Nicht alle 28 EU-Staaten sind gleichermaßen Ziel von Migranten, nicht alle haben somit einen gleichermaßen großen Anreiz zur Zusammenarbeit. Die mit Abstand meisten Asylbewerber kamen im November laut EU-Statistikamt Eurostat nach Deutschland (59.615 Menschen), gefolgt von Schweden (36.585) und Österreich (11.930). Ungarn meldete bis zum September ebenfalls sehr viele Asylbewerber – danach ging die Kurve rapide nach unten. Grund sind die Grenzzäune zu Kroatien und Serbien, die die Regierung errichten ließ. Zuletzt stiegen die Zahlen nach Budapester Angaben trotz Zaun aber wieder an.

Griechenland kann indes auf zusätzliche Brüsseler Unterstützung in der Flüchtlingskrise hoffen. Die EU-Kommission will nach eigenen Angaben noch an diesem Mittwoch einen Rechtsrahmen vorstellen, der die Grundlage für eine Ausweitung von Nothilfen innerhalb der EU schafft. Ziel ist es, eigentlich für humanitäre Hilfe außerhalb der EU vorgesehen Mittel und Gelder auch innerhalb in der EU nutzen zu können.
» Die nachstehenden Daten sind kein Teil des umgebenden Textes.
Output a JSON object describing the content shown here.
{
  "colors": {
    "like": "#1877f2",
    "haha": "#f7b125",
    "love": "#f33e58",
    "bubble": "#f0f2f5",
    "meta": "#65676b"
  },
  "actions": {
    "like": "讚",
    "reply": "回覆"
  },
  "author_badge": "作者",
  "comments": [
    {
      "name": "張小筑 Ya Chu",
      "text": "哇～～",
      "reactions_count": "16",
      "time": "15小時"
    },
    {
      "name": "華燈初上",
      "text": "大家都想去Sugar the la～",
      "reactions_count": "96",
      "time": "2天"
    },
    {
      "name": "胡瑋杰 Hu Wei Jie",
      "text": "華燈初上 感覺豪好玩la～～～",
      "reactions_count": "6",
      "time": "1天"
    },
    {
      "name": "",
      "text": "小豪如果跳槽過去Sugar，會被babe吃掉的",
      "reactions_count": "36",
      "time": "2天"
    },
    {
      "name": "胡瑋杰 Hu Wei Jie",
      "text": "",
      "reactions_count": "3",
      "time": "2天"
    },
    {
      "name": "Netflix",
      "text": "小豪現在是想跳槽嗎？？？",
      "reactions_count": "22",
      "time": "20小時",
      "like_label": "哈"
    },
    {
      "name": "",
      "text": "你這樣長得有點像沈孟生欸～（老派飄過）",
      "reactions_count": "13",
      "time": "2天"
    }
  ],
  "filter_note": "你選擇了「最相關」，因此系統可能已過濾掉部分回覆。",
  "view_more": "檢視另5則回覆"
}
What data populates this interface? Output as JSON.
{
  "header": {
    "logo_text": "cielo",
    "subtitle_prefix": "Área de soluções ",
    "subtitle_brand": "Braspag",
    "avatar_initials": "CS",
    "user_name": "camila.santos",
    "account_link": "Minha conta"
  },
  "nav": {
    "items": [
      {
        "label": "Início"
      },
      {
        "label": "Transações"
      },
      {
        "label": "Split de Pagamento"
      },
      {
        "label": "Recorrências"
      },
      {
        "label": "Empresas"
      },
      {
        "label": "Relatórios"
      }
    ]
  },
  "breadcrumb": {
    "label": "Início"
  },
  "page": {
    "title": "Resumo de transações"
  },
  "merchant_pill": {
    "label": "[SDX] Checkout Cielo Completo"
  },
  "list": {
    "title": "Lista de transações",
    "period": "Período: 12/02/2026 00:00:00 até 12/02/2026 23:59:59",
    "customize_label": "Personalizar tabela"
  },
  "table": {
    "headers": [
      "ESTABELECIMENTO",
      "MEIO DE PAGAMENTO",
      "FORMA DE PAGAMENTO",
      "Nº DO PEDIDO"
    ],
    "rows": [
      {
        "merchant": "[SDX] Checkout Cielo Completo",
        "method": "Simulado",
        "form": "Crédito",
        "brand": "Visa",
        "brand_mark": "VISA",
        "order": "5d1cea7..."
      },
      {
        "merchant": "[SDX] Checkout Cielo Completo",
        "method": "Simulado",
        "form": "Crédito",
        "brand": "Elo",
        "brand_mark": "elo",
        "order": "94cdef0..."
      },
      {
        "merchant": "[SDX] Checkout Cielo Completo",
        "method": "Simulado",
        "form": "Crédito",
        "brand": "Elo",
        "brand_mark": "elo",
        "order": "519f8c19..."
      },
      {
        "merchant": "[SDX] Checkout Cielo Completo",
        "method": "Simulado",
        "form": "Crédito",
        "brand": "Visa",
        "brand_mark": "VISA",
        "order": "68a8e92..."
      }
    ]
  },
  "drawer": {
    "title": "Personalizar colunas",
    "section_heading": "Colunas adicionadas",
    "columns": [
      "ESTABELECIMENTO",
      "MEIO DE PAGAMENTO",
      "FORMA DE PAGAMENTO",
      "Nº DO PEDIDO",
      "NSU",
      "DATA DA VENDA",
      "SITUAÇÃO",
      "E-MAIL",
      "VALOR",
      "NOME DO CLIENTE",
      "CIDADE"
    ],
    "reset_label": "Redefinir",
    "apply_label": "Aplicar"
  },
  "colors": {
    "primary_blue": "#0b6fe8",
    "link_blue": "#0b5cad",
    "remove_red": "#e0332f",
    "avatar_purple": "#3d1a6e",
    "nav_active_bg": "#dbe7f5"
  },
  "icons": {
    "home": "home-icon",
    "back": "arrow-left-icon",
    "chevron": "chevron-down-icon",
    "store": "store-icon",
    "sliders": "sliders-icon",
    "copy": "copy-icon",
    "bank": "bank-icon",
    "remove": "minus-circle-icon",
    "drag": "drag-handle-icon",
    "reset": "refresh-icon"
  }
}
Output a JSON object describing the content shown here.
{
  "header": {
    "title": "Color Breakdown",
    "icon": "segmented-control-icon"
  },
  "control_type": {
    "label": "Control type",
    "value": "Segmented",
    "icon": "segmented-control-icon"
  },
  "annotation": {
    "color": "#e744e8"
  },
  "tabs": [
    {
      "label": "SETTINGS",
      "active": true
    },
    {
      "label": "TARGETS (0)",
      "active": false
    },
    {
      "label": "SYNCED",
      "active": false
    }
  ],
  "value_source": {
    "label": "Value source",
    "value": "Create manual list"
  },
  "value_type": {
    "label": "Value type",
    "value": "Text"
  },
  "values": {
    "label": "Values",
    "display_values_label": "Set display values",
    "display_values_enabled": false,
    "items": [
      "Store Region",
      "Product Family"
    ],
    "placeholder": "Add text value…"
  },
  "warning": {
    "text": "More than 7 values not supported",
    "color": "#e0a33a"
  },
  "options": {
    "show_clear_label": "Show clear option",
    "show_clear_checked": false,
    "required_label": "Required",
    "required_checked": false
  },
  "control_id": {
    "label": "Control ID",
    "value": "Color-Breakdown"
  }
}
„Das ist ein notwendiger Schritt, um zu verhindern, dass die beispiellosen Flüchtlingszahlen in der EU menschliches Leid verursachen“, erklärte ein Sprecher am Dienstag. Kursierende Zahlen zur möglichen Höhe von Hilfsleistungen wollte er allerdings nicht kommentieren.

Nach Informationen griechischer Medien hat die Regierung in Athen ein EU-Hilfspaket in Höhe von 470 Millionen Euro beantragt. Der Plan soll vorsehen, dass etwa 50.000 Menschen in Aufnahmelagern und weitere 50.000 in einfachen Hotels untergebracht werden. Griechenland rechnet damit, dass die Zahl der im Land gestrandeten Flüchtlinge in Zukunft von den derzeit 24.000 auf bis zu 200.000 steigen könnte.